Sherisse Alvarez
Workspace: Current Session
Sherisse Alvarez is a writer and editor living in New York City. She received an MFA from Hunter College and a BA from Hampshire College. Her work has appeared in Palimpsest: Yale Literary and Arts Magazine, the anthologies Becoming, Revolutionary Voices, and elsewhere. She is currently working on a memoir that explores exile, loss, and desire. Excerpts, past projects, and a more detailed bio can be found on her website.
Excerpt from Parting, a memoir in progress:
It is water my grandmother is carrying when she hears the news. Her mother, Celina, has just died leaving behind ten children, five boys and five girls. Uterine tumors, each one usually smaller than a tangerine, are the cause of my great-grandmother’s death.
They live in Cuba, on a sugarcane farm in Matanzas. Their house is a fort built during the War of Independence. My grandmother awakens each morning to the plight of roosters. The sound echoes through the house where every so often the children observe doors and windows that move on their own, beds that creak as if bodies were in them.
Her father, Yaya, owns this farm. Yaya and his brother Papito grew up in an orphanage but had the good fortune of working for a man who gave them a small loan. This is how they started out. My grandmother, the eldest girl, has already begun working in the fields. She is nine but has already seen and heard many things and is already becoming a woman.
It is like this for some years, my grandmother helping to raise her younger siblings. When she marries she is twenty-four. Her father builds them a home in the city, a wedding gift he will give to each son and daughter, and in it she has two children: first a boy she names José Manuel and, later, my mother, a girl whom she names Alina.
The same summer my mother is born, soldiers attempting to overthrow Batista, descend from the mountains in the east. Fidel Castro is among them. Less than a year later, revolution is underway in Cuba and many things are changing.
In the beginning, no one knows it is communism. But, before long, land is being nationalized, concentration camps built. Firing squads are put in place. Because of Fidel candy falls from the sky and into the hands of school-aged boys and girls, their eyes closed.

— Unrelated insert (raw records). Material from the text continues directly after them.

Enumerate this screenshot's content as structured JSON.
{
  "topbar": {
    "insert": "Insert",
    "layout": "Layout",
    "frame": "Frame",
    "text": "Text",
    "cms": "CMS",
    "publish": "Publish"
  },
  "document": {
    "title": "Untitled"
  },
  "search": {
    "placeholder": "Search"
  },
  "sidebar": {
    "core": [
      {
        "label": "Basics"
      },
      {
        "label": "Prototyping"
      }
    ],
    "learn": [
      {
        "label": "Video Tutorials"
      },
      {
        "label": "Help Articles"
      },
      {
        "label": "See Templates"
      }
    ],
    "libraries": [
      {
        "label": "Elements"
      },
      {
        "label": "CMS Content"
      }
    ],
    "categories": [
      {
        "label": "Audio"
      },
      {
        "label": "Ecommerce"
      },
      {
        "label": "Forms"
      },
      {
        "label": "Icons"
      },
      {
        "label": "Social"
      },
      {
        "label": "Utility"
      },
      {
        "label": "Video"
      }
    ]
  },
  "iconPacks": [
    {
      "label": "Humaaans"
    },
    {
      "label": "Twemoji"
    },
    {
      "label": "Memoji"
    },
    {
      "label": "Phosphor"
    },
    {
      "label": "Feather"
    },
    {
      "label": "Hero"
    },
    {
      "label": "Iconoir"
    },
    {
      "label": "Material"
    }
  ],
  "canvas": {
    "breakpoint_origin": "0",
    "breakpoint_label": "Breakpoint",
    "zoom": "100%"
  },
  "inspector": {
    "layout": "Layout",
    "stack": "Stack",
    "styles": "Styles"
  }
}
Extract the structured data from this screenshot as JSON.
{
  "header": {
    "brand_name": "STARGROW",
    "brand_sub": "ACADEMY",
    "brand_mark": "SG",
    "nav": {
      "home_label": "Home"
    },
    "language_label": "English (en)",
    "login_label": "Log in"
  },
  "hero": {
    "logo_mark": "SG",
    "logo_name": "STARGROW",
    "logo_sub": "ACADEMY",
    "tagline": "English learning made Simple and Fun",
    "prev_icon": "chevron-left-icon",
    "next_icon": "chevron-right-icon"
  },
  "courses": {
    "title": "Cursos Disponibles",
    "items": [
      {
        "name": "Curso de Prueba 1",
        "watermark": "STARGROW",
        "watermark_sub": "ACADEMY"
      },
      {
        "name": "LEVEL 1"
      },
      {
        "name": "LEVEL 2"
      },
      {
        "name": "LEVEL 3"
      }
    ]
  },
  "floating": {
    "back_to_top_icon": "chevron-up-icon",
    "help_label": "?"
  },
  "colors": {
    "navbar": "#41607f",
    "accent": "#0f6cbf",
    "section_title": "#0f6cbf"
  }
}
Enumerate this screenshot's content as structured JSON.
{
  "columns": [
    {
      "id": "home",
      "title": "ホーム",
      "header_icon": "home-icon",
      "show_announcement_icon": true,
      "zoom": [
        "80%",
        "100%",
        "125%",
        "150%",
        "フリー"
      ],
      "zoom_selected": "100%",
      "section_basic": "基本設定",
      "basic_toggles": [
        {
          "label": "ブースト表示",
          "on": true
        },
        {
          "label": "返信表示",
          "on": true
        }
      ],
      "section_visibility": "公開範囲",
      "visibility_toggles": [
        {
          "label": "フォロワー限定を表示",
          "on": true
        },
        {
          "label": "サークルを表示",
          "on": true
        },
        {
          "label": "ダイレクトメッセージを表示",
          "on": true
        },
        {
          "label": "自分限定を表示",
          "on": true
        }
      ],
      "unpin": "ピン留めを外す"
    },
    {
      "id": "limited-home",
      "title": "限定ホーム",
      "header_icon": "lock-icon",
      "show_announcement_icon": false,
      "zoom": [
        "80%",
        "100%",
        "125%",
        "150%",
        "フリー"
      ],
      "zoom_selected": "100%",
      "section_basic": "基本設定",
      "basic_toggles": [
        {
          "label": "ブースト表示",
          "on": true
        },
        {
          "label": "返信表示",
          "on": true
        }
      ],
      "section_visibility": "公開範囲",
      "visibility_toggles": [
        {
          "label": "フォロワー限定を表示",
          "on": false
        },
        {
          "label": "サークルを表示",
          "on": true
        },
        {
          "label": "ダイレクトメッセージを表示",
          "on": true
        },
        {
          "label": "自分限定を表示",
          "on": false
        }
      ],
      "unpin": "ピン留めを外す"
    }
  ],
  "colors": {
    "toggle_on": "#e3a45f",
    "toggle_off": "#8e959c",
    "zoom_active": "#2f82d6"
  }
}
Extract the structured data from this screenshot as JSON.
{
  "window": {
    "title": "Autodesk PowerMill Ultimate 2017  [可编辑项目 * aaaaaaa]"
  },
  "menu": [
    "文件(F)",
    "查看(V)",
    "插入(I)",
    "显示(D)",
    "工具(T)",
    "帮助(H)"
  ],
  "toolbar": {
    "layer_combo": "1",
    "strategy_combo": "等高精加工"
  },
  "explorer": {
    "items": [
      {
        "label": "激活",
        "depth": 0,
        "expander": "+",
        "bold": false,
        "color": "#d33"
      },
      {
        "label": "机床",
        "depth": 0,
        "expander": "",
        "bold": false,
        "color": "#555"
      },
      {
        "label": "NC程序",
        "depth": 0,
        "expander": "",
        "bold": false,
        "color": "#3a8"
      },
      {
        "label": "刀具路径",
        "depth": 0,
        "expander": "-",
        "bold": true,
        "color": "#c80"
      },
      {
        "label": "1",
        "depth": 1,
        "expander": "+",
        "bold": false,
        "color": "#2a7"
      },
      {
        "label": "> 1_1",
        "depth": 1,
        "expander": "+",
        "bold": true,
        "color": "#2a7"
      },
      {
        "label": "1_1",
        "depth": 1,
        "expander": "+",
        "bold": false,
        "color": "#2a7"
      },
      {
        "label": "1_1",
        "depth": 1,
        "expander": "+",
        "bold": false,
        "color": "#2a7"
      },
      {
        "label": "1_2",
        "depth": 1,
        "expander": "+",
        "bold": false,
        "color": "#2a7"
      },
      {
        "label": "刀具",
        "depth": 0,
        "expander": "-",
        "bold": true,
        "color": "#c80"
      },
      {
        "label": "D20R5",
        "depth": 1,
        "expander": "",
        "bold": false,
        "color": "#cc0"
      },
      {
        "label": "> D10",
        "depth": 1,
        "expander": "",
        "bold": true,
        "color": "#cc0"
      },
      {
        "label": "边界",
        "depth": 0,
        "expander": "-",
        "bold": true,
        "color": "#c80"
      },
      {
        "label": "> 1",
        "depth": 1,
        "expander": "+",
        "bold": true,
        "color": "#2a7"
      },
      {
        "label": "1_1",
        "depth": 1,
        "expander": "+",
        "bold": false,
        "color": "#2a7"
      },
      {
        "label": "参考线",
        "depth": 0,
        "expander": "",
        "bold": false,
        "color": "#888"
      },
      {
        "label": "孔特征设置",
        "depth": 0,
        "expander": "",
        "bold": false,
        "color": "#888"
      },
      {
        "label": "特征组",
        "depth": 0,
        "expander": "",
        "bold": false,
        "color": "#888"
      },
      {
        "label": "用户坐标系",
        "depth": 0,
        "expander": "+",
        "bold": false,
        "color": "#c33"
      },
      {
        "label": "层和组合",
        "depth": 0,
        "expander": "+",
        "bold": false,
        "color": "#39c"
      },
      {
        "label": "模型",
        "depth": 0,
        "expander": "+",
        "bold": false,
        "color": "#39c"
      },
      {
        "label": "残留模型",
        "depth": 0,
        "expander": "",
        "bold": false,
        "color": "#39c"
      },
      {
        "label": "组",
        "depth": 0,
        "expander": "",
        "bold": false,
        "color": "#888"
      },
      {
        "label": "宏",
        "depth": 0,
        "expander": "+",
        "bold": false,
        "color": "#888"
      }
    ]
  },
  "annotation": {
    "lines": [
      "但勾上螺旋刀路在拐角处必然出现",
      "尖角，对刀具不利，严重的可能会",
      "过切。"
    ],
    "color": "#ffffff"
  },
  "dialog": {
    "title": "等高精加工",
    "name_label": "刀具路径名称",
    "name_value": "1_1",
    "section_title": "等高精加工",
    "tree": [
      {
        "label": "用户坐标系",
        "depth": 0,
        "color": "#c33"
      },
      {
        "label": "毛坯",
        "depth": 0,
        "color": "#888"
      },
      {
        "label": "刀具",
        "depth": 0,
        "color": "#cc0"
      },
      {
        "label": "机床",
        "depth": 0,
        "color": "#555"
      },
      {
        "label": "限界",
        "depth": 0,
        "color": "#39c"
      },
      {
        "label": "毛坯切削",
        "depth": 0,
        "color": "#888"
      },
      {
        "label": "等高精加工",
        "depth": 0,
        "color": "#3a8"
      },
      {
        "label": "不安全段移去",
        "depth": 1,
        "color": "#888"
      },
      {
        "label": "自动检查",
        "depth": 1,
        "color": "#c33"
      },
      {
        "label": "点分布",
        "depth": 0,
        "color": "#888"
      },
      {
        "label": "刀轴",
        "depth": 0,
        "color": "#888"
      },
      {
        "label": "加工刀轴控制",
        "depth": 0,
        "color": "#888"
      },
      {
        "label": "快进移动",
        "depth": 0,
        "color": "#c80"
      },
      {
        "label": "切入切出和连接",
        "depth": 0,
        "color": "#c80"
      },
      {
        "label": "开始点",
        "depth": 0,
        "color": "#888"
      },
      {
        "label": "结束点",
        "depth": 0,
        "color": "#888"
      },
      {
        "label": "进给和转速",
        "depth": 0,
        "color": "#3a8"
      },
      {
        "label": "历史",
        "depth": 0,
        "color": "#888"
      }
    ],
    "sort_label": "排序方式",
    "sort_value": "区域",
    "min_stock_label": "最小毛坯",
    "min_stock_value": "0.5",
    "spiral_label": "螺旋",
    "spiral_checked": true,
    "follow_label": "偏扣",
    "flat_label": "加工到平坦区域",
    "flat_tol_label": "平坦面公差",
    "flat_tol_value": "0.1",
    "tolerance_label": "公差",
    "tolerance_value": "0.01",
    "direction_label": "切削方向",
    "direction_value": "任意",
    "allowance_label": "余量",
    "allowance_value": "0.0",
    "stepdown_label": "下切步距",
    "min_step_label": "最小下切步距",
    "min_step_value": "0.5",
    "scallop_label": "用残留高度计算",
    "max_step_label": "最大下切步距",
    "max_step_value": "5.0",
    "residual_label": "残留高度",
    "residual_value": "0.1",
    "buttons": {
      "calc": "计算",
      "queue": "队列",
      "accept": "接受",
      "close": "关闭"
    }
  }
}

When my grandmother leaves she will take her father, and daughter, and the clothes against their skin. Nothing more. She will leave behind the land, her things, a life no longer belonging to her. (A few black and white photographs with fringed edges will be smuggled, by one of the sisters perhaps. When I am older I will keep them close: my grandmother as a girl, my mother as a young beauty, a muted countryside.) It is the only way. To flee is the only way. But they’ll stay in America only for a while, my grandmother will think. They will return when this nightmare is over.
I see her clearly, my grandmother, the girl who only enjoys her mother’s beauty for a few years, who is not a child for long. The young woman who bears two children, has a husband whom, she discovers later, takes those children to visit his mistress. The young woman who has to put her son on a plane headed for a place she’s never seen, who cannot grieve because there is no room for that now, this is no place for tears, her beloved country, collapsing. Destierro, to be uprooted, to be unearthed.